法案には、21歳未満の銃購入者に対する身元調査の厳格化や、銃の違法購入の取り締まり強化などが含まれる。

共和党の10人が賛成しているため、法案は成立に必要な数の賛成票が得られる見通し。

ジョー・バイデン大統領はこの法案について、自分が求める規制強化にはほど遠いものの、「正しい方向への一歩」だと述べた。

米議会ではこれまで、銃規制強化の取り組み実現に必要な賛成票が得られたことはない。

「私たちの責務」

アメリカでは、多数の死傷者を出した銃乱射事件が2件続いたことを受け、各地で11日、数万人が抗議集会を開き、銃規制の強化を訴えた

上院の超党派グループは12日、「私たちは今日、アメリカの子どもたちを守り、学校を安全に保ち、国中の暴力の脅威を減らすため、常識的な超党派の法案を発表する」と、声明で説明した。

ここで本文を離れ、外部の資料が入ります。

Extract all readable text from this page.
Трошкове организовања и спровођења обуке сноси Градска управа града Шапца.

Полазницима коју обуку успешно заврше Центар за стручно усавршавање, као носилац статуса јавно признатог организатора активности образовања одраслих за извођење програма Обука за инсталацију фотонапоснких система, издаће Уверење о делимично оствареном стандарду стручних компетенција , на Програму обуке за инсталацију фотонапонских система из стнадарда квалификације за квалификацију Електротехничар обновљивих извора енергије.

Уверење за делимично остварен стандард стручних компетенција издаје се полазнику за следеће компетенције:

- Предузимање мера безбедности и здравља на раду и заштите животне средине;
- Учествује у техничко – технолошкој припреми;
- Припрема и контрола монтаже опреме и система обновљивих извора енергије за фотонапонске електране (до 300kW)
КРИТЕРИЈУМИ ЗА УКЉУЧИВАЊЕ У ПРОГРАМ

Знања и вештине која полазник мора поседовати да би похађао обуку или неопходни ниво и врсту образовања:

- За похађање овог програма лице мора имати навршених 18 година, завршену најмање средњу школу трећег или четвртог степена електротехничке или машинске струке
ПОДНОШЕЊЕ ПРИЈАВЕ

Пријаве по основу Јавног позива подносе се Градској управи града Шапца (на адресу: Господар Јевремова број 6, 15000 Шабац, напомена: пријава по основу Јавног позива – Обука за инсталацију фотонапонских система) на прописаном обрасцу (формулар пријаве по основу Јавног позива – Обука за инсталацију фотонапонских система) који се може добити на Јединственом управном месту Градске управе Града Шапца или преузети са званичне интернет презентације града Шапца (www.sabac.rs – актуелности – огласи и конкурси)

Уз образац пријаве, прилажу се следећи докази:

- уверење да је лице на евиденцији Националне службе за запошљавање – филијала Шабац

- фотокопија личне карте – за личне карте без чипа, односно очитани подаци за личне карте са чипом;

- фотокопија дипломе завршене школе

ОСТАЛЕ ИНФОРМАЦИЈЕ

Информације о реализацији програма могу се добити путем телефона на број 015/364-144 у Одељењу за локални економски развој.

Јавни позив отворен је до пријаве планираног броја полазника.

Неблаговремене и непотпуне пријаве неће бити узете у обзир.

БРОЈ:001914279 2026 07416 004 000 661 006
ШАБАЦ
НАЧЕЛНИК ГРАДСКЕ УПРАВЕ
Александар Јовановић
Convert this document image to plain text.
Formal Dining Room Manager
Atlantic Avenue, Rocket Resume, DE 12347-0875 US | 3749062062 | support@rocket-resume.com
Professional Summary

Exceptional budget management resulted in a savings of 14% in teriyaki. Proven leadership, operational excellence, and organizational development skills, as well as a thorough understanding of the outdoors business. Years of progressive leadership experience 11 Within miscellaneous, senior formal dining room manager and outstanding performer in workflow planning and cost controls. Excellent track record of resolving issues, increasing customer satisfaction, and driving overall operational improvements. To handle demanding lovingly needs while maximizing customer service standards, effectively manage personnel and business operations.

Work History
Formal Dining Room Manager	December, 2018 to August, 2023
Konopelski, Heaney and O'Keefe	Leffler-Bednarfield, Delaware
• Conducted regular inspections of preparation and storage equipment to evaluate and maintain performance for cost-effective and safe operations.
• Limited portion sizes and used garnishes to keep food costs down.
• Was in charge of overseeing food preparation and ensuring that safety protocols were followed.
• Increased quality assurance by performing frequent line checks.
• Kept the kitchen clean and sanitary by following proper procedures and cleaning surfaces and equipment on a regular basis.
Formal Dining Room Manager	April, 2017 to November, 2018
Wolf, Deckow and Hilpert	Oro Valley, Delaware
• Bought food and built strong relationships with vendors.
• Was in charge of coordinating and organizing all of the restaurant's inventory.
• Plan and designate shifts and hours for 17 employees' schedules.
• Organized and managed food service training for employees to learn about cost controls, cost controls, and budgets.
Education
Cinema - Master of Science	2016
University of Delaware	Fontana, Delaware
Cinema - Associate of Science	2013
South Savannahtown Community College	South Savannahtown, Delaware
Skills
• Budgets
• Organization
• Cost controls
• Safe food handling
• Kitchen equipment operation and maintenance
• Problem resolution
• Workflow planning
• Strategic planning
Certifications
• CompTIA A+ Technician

「家族がおびえている。団結し、地域社会の安全と安心感の回復のために何かをすることが、私たちの責務だ」と、議員団は述べた。

法案をまとめた上院議員らは、メンタルヘルスケアや学校の安全強化の資金を増やすよう要求。銃器購入者の全国身元調査データベースに、家庭内暴力の前科や接近禁止命令の記録も含めることも求めている。

大統領と両党の反応

バイデン氏はこの法案について、議会での速やかな通過を議員らに強く求めた。一方で、自分が望む規制のレベルには達していないことも明確にした。

バイデン氏はこれまで、殺傷力の高いアサルトライフルの禁止など、はるかに大規模な改革を求めてきた。アサルトライフルは、テキサス州ユヴァルディニューヨーク州バッファローの銃乱射事件でも使われた。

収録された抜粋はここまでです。